Saber que há pobreza já é revoltante, mas vê-la de tão perto ainda é mais.
Outubro 30, 2022
Sérgio Guerreiro
Hipermercado, sábado , 11.30.
Pacientemente esperava pela minha vez no posto da caixa 3 de um hipermercado. Dentro do pequeno carro de compras que me acompanhava, continha meia dúzia de coisas. Mesmo à minha frente, um casal, aparentemente jovem, fazia passar as suas compras por aquele apito infernal da caixa que, apesar da hora já tardia, confesso que me irrita sempre seja a que horas for.
O casal, também não carregava no seu carro de compras muita coisa, o que me aliviou de certa forma criando a certeza que depressa sairia dali. Não gosto de ir às compras, irrita-me e não tenho paciência nenhuma para isto.
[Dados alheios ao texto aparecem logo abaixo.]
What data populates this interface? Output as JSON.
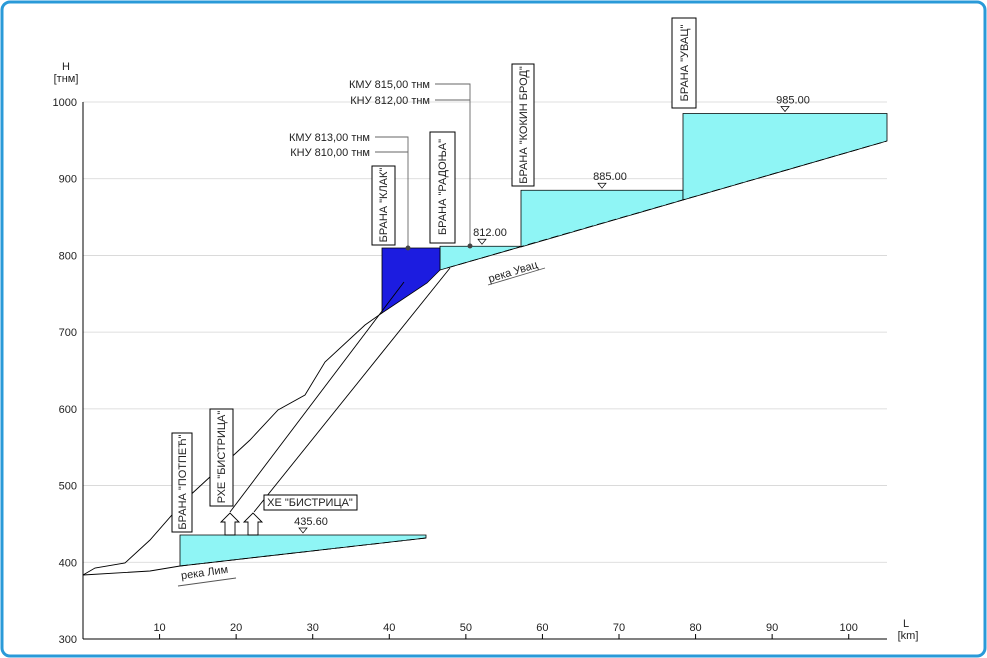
{
  "axes": {
    "x_label": "L",
    "x_unit": "[km]",
    "y_label": "H",
    "y_unit": "[тнм]",
    "xlim": [
      0,
      105
    ],
    "ylim": [
      300,
      1000
    ],
    "xticks": [
      10,
      20,
      30,
      40,
      50,
      60,
      70,
      80,
      90,
      100
    ],
    "yticks": [
      300,
      400,
      500,
      600,
      700,
      800,
      900,
      1000
    ]
  },
  "structures": [
    "БРАНА \"ПОТПЕЋ\"",
    "РХЕ \"БИСТРИЦА\"",
    "ХЕ \"БИСТРИЦА\"",
    "БРАНА \"КЛАК\"",
    "БРАНА \"РАДОЊА\"",
    "БРАНА \"КОКИН БРОД\"",
    "БРАНА \"УВАЦ\""
  ],
  "water_levels": [
    {
      "value": 435.6,
      "label": "435.60"
    },
    {
      "value": 812,
      "label": "812.00"
    },
    {
      "value": 885,
      "label": "885.00"
    },
    {
      "value": 985,
      "label": "985.00"
    }
  ],
  "annotations": [
    "КМУ 815,00 тнм",
    "КНУ 812,00 тнм",
    "КМУ 813,00 тнм",
    "КНУ 810,00 тнм"
  ],
  "rivers": [
    "река Увац",
    "река Лим"
  ]
}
Enquanto via a passagem das compras do casal a fazer a viagem entre o carro e a caixa 3, depressa ia ajeitando as minhas para as colocar naquela espécie de tapete rolante que volta e meia baralha o nosso saco de cenouras com as cebolas do “ vizinho “.
Chegou o momento do jovem casal pagar a sua conta. Não me apercebo do valor mas fiquei com a percepção que algo de estranho estaria a acontecer. Estava tudo muito demorado e a minha esperança de sair dali tão rapidamente como entrei, estava a atormentar o meu estado de espírito já de si bastante inquieto.
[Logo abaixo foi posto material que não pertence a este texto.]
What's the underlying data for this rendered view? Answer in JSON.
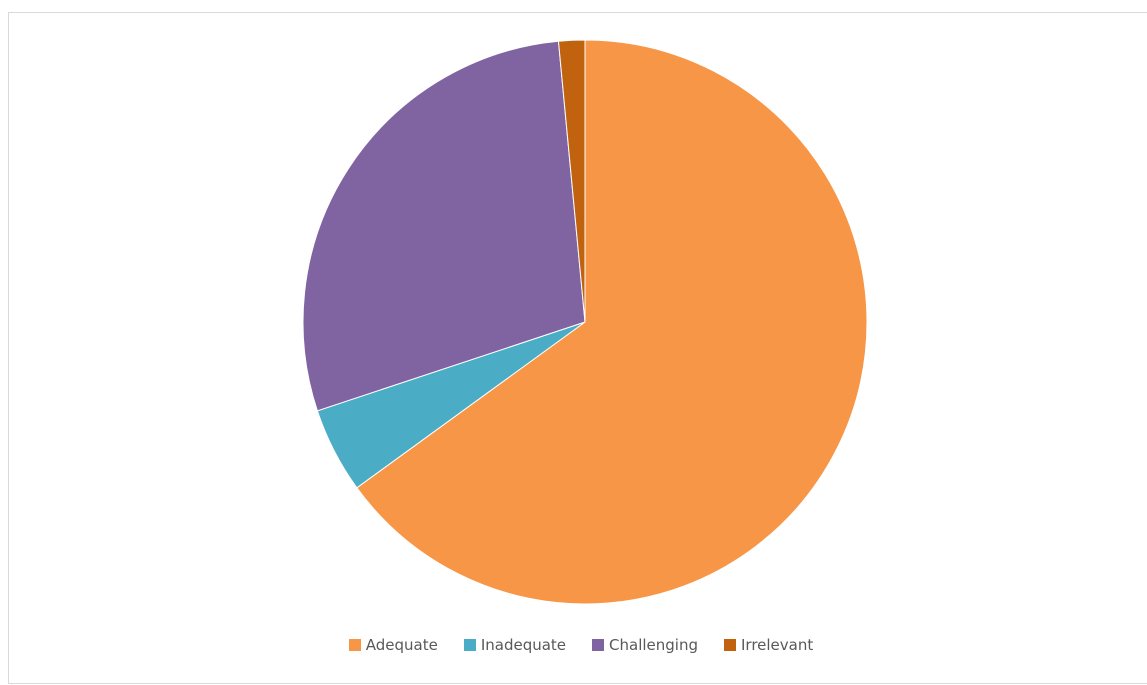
{
  "chart_data": {
    "type": "pie",
    "title": "",
    "categories": [
      "Adequate",
      "Inadequate",
      "Challenging",
      "Irrelevant"
    ],
    "values": [
      65.0,
      4.9,
      28.6,
      1.5
    ],
    "colors": [
      "#F79646",
      "#4BACC6",
      "#8064A2",
      "#C0620E"
    ],
    "start_angle_deg": 0,
    "direction": "clockwise",
    "legend_position": "bottom"
  }
}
Depressa, não procurando razões para sentir tal demora, dei comigo a olhar para aquele jovem casal a devolver alguns bens ao carro.
Foi aí que o tempo parou, o meu coração acelerou enquanto uma pequena lágrima transparente escorria pela cara da jovem rapariga que não conseguiu conter a vergonha. Foi naquele momento que me arrepiei, que pensei que também poderia ser eu ali, a ter que devolver compras básicas. Foi naquele momento, que senti o mundo a cair em cima de mim.
Poucos se teriam apercebido disto. Talvez só eu e a senhora da caixa 3 que pela seu frieza e forma de actuar já estaria habituada a tantas histórias iguais a esta. Mas eu não estava preparado para ver isto.
O seu companheiro, que lhe segredou umas palavras, supondo eu de conforto, continuou a devolver ao carro mais alguns produtos, até que a conta final estivesse de acordo com a carteira do jovem casal.
Não me recordo de assistir a algo tão doloroso, tão forte e tão difícil de ver.
O que eu temia e o que me encheu de vergonha, hoje também me fez chorar.
Não me recordo de gostar de ir compras, e afinal, alguma razão me assiste.
Hoje, pode ser doloroso ir só comprar meia dúzia de coisas, não só porque o preço dos bens essenciais aumentou exponencialmente, mas porque também nos pode partir o coração.